L'outil anti triche d'OpenAI
Face au mécontentement de la communauté enseignante, OpenAI, l'entreprise à l'origine du chatbot, vient de lancer un outil pour détecter le texte généré par l'IA, y compris à partir de ChatGPT. L'objectif d' « OpenAI AI Text Classifier » est de « tenter » de faire la distinction entre un texte écrit par l'homme et un texte généré par l'IA. Il va « tenter », et c'est là le hic : le classificateur manque de précision. « La méthode de détection du texte écrit par l'IA est imparfaite et elle se trompera parfois. Pour cette raison, il ne faut pas s'y fier uniquement lors de la prise de décisions » reconnaît Jan Leike, responsable chez OpenAI, qui conseille de « l'utiliser en complément d'autres méthodes pour déterminer la source d'un texte ».
Au final on apprend que l'outil permettra simplement d'étiqueter le texte soumis en fonction d'une échelle de probabilité allant de « très peu probable » (moins de 10 % de chances d'avoir été généré par une IA) à « probablement » (une chance de plus de 98 % d'avoir été généré par une IA). Selon Open IA, le taux de réussite est d'environ 26 % et les probabilités pour que l'outil étiquette à tort un texte écrit par l'homme comme ayant été rédigé par une IA sont de 9 %.

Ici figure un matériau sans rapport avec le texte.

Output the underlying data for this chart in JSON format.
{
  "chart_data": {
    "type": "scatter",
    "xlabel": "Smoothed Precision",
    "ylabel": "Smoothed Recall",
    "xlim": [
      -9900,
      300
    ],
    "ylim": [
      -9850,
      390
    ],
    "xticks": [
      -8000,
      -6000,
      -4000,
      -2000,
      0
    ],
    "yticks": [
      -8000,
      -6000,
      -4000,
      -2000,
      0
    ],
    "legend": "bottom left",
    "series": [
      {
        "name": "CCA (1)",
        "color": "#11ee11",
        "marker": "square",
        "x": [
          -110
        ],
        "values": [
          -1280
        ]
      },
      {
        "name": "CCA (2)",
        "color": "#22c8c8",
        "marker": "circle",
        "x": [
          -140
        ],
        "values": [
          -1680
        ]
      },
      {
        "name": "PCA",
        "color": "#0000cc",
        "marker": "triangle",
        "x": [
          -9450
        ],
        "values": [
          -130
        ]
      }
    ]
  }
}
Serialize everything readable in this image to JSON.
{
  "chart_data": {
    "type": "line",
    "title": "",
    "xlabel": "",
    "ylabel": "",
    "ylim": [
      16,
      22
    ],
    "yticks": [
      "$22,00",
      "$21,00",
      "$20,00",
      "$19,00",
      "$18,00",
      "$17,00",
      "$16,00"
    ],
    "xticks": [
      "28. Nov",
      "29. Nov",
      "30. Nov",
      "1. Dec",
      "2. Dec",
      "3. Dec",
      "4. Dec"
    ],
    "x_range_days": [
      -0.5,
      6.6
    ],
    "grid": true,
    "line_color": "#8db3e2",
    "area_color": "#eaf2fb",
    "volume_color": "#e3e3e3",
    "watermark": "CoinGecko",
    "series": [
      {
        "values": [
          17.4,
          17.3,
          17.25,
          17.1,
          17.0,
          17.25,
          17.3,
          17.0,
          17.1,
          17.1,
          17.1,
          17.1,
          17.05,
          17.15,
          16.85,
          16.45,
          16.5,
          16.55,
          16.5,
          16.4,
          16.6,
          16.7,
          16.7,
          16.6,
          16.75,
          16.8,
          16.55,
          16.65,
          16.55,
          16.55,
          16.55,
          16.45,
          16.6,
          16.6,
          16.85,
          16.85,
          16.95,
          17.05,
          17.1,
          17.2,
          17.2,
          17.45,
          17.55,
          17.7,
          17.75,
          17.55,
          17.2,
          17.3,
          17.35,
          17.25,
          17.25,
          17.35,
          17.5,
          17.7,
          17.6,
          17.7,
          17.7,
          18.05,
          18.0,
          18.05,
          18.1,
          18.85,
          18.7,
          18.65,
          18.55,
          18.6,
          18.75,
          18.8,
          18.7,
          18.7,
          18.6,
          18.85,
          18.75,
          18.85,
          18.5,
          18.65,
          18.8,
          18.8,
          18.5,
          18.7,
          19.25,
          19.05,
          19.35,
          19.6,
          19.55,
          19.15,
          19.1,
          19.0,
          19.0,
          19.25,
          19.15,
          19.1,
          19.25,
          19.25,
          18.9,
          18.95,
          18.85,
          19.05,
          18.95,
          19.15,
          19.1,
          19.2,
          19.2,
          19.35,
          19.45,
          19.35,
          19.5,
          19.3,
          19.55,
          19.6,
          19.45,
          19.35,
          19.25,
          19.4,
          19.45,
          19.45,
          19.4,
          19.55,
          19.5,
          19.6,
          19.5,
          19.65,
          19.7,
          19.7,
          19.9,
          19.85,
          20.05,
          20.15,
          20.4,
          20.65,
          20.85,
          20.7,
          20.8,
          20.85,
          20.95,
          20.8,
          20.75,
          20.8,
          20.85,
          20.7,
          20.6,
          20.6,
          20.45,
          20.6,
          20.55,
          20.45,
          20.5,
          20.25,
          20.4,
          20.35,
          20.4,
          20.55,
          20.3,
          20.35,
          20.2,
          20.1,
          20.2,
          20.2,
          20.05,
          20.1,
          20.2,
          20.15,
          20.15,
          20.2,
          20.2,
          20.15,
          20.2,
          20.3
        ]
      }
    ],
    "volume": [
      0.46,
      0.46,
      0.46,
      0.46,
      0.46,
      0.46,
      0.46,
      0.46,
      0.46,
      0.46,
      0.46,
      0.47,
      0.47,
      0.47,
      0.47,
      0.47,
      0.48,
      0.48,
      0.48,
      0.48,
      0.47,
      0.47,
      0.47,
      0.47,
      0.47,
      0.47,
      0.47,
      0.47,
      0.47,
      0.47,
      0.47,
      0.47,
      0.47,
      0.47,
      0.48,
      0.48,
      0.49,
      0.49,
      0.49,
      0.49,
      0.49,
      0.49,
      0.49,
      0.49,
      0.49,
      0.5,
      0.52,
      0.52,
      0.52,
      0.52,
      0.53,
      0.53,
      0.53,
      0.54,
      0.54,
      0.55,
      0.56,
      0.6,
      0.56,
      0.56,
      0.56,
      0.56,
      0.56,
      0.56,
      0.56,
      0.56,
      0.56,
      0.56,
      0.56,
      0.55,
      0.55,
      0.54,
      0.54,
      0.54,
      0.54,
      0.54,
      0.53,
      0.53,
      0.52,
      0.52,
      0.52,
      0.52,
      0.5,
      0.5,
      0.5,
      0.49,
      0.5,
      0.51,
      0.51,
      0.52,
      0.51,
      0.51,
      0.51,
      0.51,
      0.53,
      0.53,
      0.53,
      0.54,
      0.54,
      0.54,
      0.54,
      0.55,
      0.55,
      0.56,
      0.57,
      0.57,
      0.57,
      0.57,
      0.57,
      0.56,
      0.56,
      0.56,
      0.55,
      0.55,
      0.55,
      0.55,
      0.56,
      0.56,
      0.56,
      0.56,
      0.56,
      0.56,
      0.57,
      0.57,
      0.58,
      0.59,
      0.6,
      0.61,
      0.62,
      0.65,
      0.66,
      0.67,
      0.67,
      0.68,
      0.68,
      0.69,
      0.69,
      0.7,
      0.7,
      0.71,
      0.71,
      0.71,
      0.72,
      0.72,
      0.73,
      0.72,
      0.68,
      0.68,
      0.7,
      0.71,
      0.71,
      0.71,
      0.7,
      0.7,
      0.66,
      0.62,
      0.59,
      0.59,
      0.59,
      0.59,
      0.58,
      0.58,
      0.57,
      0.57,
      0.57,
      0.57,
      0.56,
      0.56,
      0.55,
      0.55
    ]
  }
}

Comment expliquer un tel niveau d'imprécision ? Tout comme ChatGPT, qui a été formé sur une énorme quantité de livres numérisés, de journaux et d'écrits en ligne, il n'est pas facile d'interpréter le résultat reconnaît Jan Leike : « Nous ne savons pas fondamentalement à quel type de modèle il prête attention, ni comment cela fonctionne en interne. Il n'y a vraiment pas grand-chose que nous puissions dire à ce stade sur le fonctionnement réel du classificateur. » Autant dire que compte tenu de son faible niveau de fiabilité, l'outil ne sera pas d'une grande aide pour les enseignants.
Accompagner plutôt que sanctionner
Interrogée sur les cas de triches dans son établissement, l'université de Strasbourg a déclaré : « Nous agirons au cas par cas en cas de tricherie, selon ce que les textes prévoient actuellement ». Et justement que dit la loi ? À vrai dire rien et compte tenu du manque de cadre légal selon certains experts il est impossible de considérer l’utilisation d'une intelligence artificielle comme de la triche.
Et si finalement la solution consistait à s'adapter plutôt qu'à sanctionner, voire bannir les nouveaux outils d'IA ? C'est l'avis de Devin Page, spécialiste de la technologie au sein du district scolaire public du comté de Calvert dans le Maryland pour qui bloquer n'est pas la solution : « ChatGpt et plus largement les outils d'IA sont l'avenir. Je pense que nous serions naïfs si nous n'étions pas conscients des dangers que représente cet outil, mais nous ne servirions pas non plus nos étudiants si nous leur interdisions, ainsi qu'à nous, de l'utiliser dans toute sa puissance potentielle. » Un avis partagé par le ministre français de l'Economie numérique, Jean-Noël Barrot, qui a déclaré au Forum économique mondial de Davos, en Suisse, que bien conscient des questions éthiques soulevées par de tels outils, il était néanmoins optimiste quant à la technologie. « Il sera de plus en plus important pour les utilisateurs de comprendre les bases du fonctionnement de ces systèmes afin qu'ils sachent quels biais peuvent exister », a-t-il déclaré.